Our client is an end-to-end solution provider from design and development to finish device manufacturing and assembly. They go back almost five decades and have been strategically building our capabilities portfolio to offer their customers a complete, end-to-end solution for their medical device needs.

Description

The Site Quality Manager will be responsible for:

• Lead and manage all aspects of the site's Quality Management System (QMS) to ensure compliance with applicable regulations and standards.
• Serve as the site's Management Representative for regulatory and customer audits.
• Oversee quality assurance, quality control, incoming inspection, document control, and CAPA systems.
• Ensure effective implementation of ISO 13485 and FDA QSR requirements at the site.
• Coordinate and host external audits (FDA, ISO, customer) and ensure timely resolution of findings.
• Partner with Engineering, Operations, and Supply Chain to drive continuous improvement, risk management, and product quality initiatives.
• Monitor key quality metrics and report on performance to senior leadership.
• Lead investigations into non-conformances, customer complaints, and supplier quality issues; ensure timely and effective CAPA.
• Manage and mentor the site quality team, fostering professional development and accountability.
• Oversee validation protocols and reports (IQ/OQ/PQ), ensuring appropriate quality input.
• Support product transfers, process changes, and new product introductions from a quality perspective.

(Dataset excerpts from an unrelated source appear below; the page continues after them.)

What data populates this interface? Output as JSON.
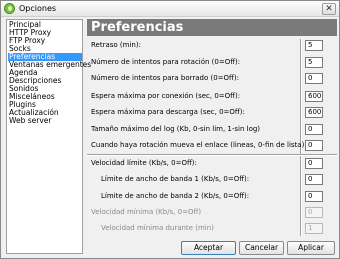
{
  "window": {
    "title": "Opciones"
  },
  "sidebar": {
    "items": [
      {
        "label": "Principal",
        "selected": false
      },
      {
        "label": "HTTP Proxy",
        "selected": false
      },
      {
        "label": "FTP Proxy",
        "selected": false
      },
      {
        "label": "Socks",
        "selected": false
      },
      {
        "label": "Preferencias",
        "selected": true
      },
      {
        "label": "Ventanas emergentes",
        "selected": false
      },
      {
        "label": "Agenda",
        "selected": false
      },
      {
        "label": "Descripciones",
        "selected": false
      },
      {
        "label": "Sonidos",
        "selected": false
      },
      {
        "label": "Misceláneos",
        "selected": false
      },
      {
        "label": "Plugins",
        "selected": false
      },
      {
        "label": "Actualización",
        "selected": false
      },
      {
        "label": "Web server",
        "selected": false
      }
    ]
  },
  "panel": {
    "title": "Preferencias",
    "settings": {
      "retry": {
        "label": "Retraso (min):",
        "value": "5"
      },
      "rotation_attempts": {
        "label": "Número de intentos para rotación (0=Off):",
        "value": "5"
      },
      "delete_attempts": {
        "label": "Número de intentos para borrado (0=Off):",
        "value": "0"
      },
      "connect_wait": {
        "label": "Espera máxima por conexión (sec, 0=Off):",
        "value": "600"
      },
      "download_wait": {
        "label": "Espera máxima para descarga (sec, 0=Off):",
        "value": "600"
      },
      "log_size": {
        "label": "Tamaño máximo del log (Kb, 0-sin lim, 1-sin log)",
        "value": "0"
      },
      "rotation_move": {
        "label": "Cuando haya rotación mueva el enlace (lineas, 0-fin de lista)",
        "value": "0"
      },
      "speed_limit": {
        "label": "Velocidad límite (Kb/s, 0=Off):",
        "value": "0"
      },
      "band1_limit": {
        "label": "Límite de ancho de banda 1 (Kb/s, 0=Off):",
        "value": "0"
      },
      "band2_limit": {
        "label": "Límite de ancho de banda 2 (Kb/s, 0=Off):",
        "value": "0"
      },
      "min_speed": {
        "label": "Velocidad mínima (Kb/s, 0=Off)",
        "value": "0"
      },
      "min_speed_duration": {
        "label": "Velocidad mínima durante (min)",
        "value": "1"
      }
    }
  },
  "buttons": {
    "accept": "Aceptar",
    "cancel": "Cancelar",
    "apply": "Aplicar"
  },
  "colors": {
    "selection": "#3399ff",
    "header": "#7a7a7a",
    "app_icon": "#7cc142"
  }
}
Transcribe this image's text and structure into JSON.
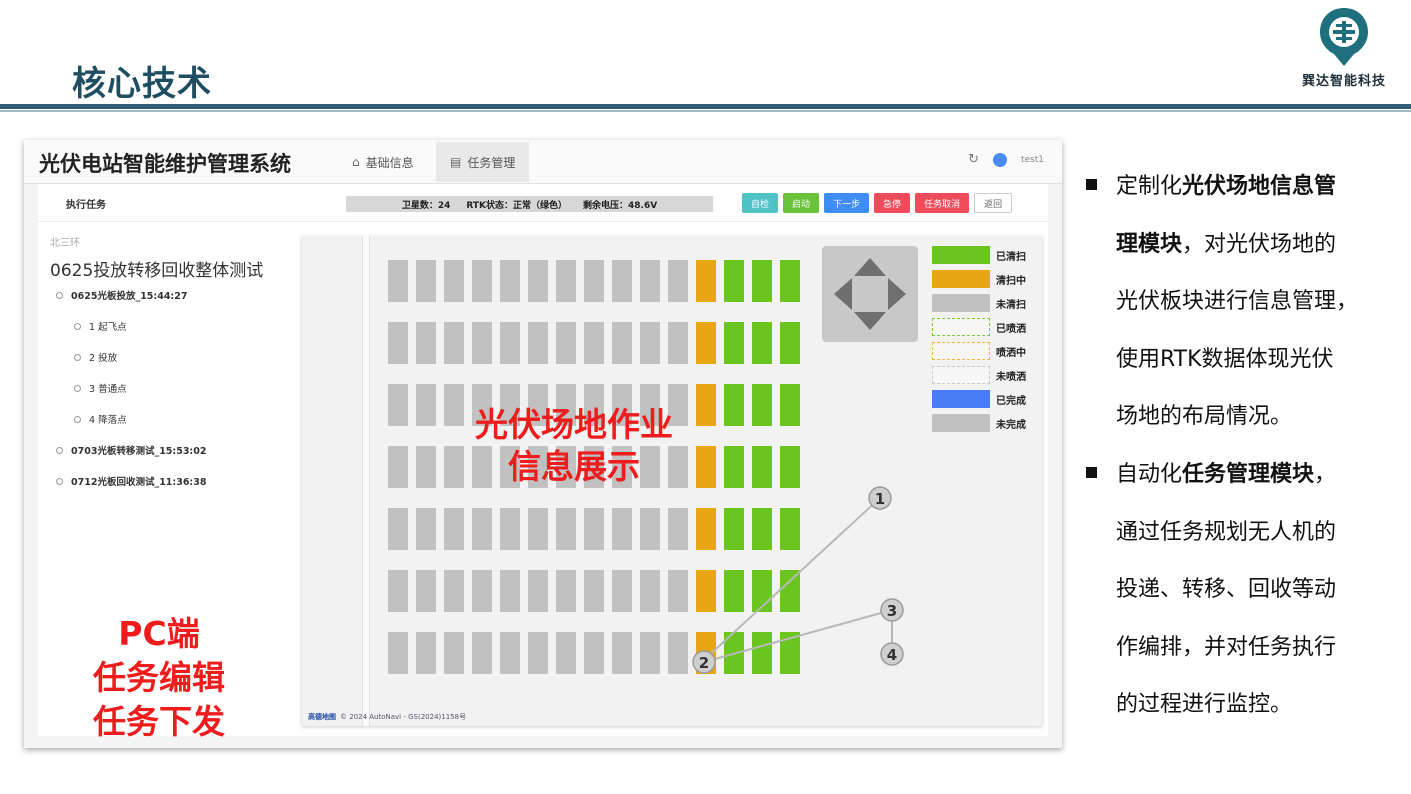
{
  "slide": {
    "title": "核心技术",
    "logo_text": "巽达智能科技"
  },
  "app": {
    "title": "光伏电站智能维护管理系统",
    "nav": [
      {
        "label": "基础信息",
        "icon": "home-icon"
      },
      {
        "label": "任务管理",
        "icon": "document-icon"
      }
    ],
    "user": "test1",
    "toolbar_label": "执行任务",
    "status": {
      "satellites": "卫星数：24",
      "rtk": "RTK状态：正常（绿色）",
      "voltage": "剩余电压：48.6V"
    },
    "buttons": [
      {
        "label": "自检",
        "color": "#4fc3c3"
      },
      {
        "label": "启动",
        "color": "#6ac23a"
      },
      {
        "label": "下一步",
        "color": "#3d8df2"
      },
      {
        "label": "急停",
        "color": "#ee4b5b"
      },
      {
        "label": "任务取消",
        "color": "#ee4b5b"
      },
      {
        "label": "返回",
        "color": "#ffffff"
      }
    ],
    "location": "北三环",
    "task_title": "0625投放转移回收整体测试",
    "tasks": [
      {
        "label": "0625光板投放_15:44:27",
        "steps": [
          "1  起飞点",
          "2  投放",
          "3  普通点",
          "4  降落点"
        ]
      },
      {
        "label": "0703光板转移测试_15:53:02",
        "steps": []
      },
      {
        "label": "0712光板回收测试_11:36:38",
        "steps": []
      }
    ],
    "pc_label": [
      "PC端",
      "任务编辑",
      "任务下发"
    ],
    "map_overlay": [
      "光伏场地作业",
      "信息展示"
    ],
    "legend": [
      {
        "label": "已清扫",
        "style": "solid",
        "color": "#6ac61f"
      },
      {
        "label": "清扫中",
        "style": "solid",
        "color": "#e8a612"
      },
      {
        "label": "未清扫",
        "style": "solid",
        "color": "#c1c1c1"
      },
      {
        "label": "已喷洒",
        "style": "dashed",
        "color": "#7ccc3a"
      },
      {
        "label": "喷洒中",
        "style": "dashed",
        "color": "#f0b43a"
      },
      {
        "label": "未喷洒",
        "style": "dashed",
        "color": "#c9c9c9"
      },
      {
        "label": "已完成",
        "style": "solid",
        "color": "#4a7cf5"
      },
      {
        "label": "未完成",
        "style": "solid",
        "color": "#c1c1c1"
      }
    ],
    "grid": {
      "rows": 7,
      "gray_cols": 11,
      "active_col": "orange",
      "green_cols": 3
    },
    "callouts": [
      "1",
      "2",
      "3",
      "4"
    ],
    "map_footer": {
      "brand": "高德地图",
      "copyright": "© 2024 AutoNavi - GS(2024)1158号"
    }
  },
  "description": [
    {
      "lines": [
        [
          "",
          "定制化"
        ],
        [
          "b",
          "光伏场地信息管"
        ]
      ],
      "rest": [
        [
          [
            "b",
            "理模块"
          ],
          [
            "",
            "，对光伏场地的"
          ]
        ],
        [
          [
            "",
            "光伏板块进行信息管理，"
          ]
        ],
        [
          [
            "",
            "使用RTK数据体现光伏"
          ]
        ],
        [
          [
            "",
            "场地的布局情况。"
          ]
        ]
      ]
    },
    {
      "lines": [
        [
          "",
          "自动化"
        ],
        [
          "b",
          "任务管理模块"
        ],
        [
          "",
          "，"
        ]
      ],
      "rest": [
        [
          [
            "",
            "通过任务规划无人机的"
          ]
        ],
        [
          [
            "",
            "投递、转移、回收等动"
          ]
        ],
        [
          [
            "",
            "作编排，并对任务执行"
          ]
        ],
        [
          [
            "",
            "的过程进行监控。"
          ]
        ]
      ]
    }
  ]
}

Candidates will be provided full job description upon application and consideration. Please submit your resume for consideration within 48 hours. Relevant candidates can expect to hear back within 48 hours of submission.

Profile

The successful Quality Manager will have:

• Bachelor's degree in Engineering or a related field or Related Work experience
• Heavy experience working in an ISO regulated environment (Medical Device, Automotive, Aerospace preferred)
• Experience with risk management processes, process validation, and supplier quality management.
• Strong analytical and problem-solving skills.
• Excellent communication and interpersonal skills.
• Strong Management experience (3+ years)

Job Offer

My client can offer the following for the Site Quality Manager:

• Competitive Base Salary
• Bonus Potential (Up to 12%)
• Over 136 hours of PTO
• 10 Floating Holidays
• 401k Company Matching Program
• Opportunity to sit on Leadership Team for Site

MPI does not discriminate on the basis of race, color, religion, sex, sexual orientation, gender identity or expression, national origin, age, disability, veteran status, marital status, or based on an individual's status in any group or class protected by applicable federal, state or local law. MPI encourages applications from minorities, women, the disabled, protected veterans and all other qualified applicants.